La fabrique de la Paroisse Notre-Dame-des-Anges a créé le Centre culturel de Notre-Dame-de-Stanbridge en 2022, afin d’assurer le maintien des services religieux tout en contribuant à la préservation de cet édifice patrimonial. « Maintenant, la fabrique est sur le point de fermer, donc il y a une ouverture pour la cession de l’église », ajoute celui qui a déjà été son président auparavant.

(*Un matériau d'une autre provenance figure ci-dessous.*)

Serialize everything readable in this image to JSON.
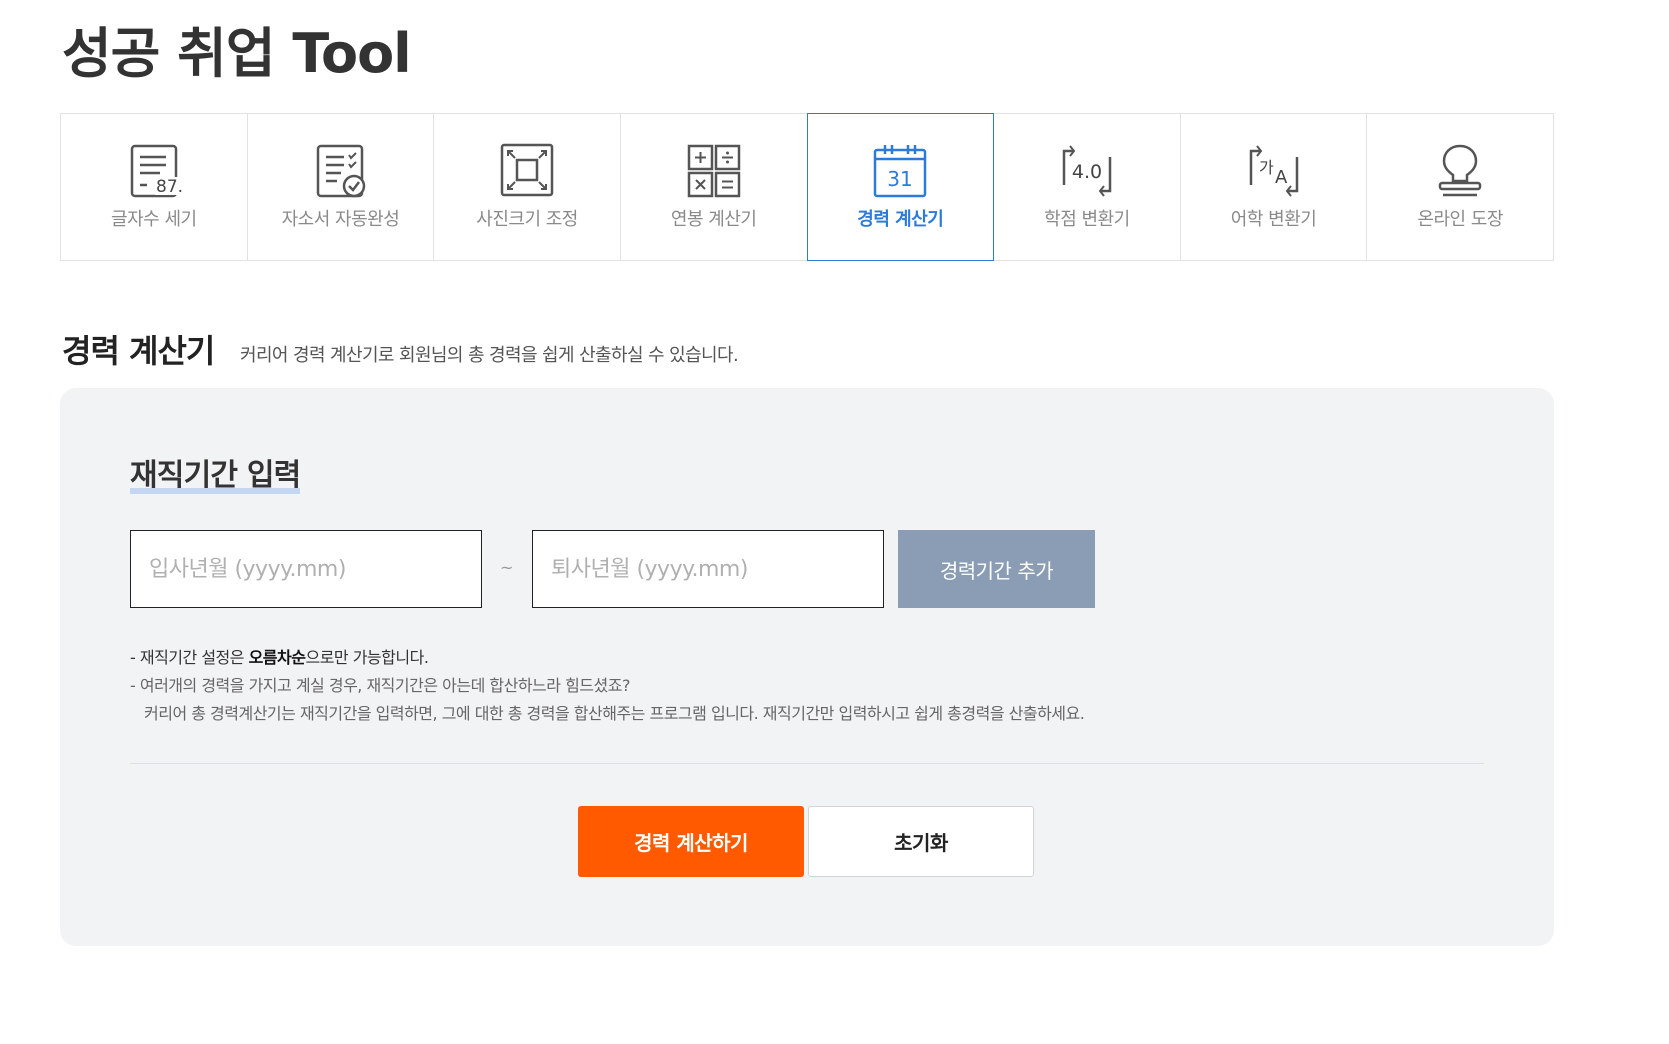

Cependant, l’église a besoin d’amour. En 2021, on estimait à 1,5 M$ le montant à dépenser en rénovations sur le bâtiment. Rien n’a été effectué lors des quatre dernières années. « Il y a plein d’argent à mettre sur l’église. C’est pour ça que nous voulons aussi acquérir le presbytère, où il y a deux locataires. Ça nous donnerait un levier financier », précise Guillaume Tétreault.
Aucune subvention
Le Centre culturel de Notre-Dame-de-Stanbridge peut compter sur l’appui du comité de relance du pôle de Bedford. Faute d’argent, on ignore la suite pour les lieux religieux. En effet, le Conseil du patrimoine religieux du Québec (CPEQ) ne peut plus offrir de subventions. Les programmes d’aide en restauration et en requalification du patrimoine religieux ont été suspendus, en juin dernier, par le ministère de la Culture et des Communications. Ainsi, l’acquisition du presbytère de Notre-Dame-de-Stanbridge devient essentielle.
« Vendre ça au plus sacrant, on s’en fout de ce qui arrivera avec ces bâtiments, c’est là où l’évêque en est. C’est pour ça qu’on a lancé la pétition, pour négocier avec l’évêque qui n’a jamais mis un pied dans notre église », conclut le secrétaire-trésorier du Centre culturel de Notre-Dame-de-Stanbridge, Guillaume Tétreault.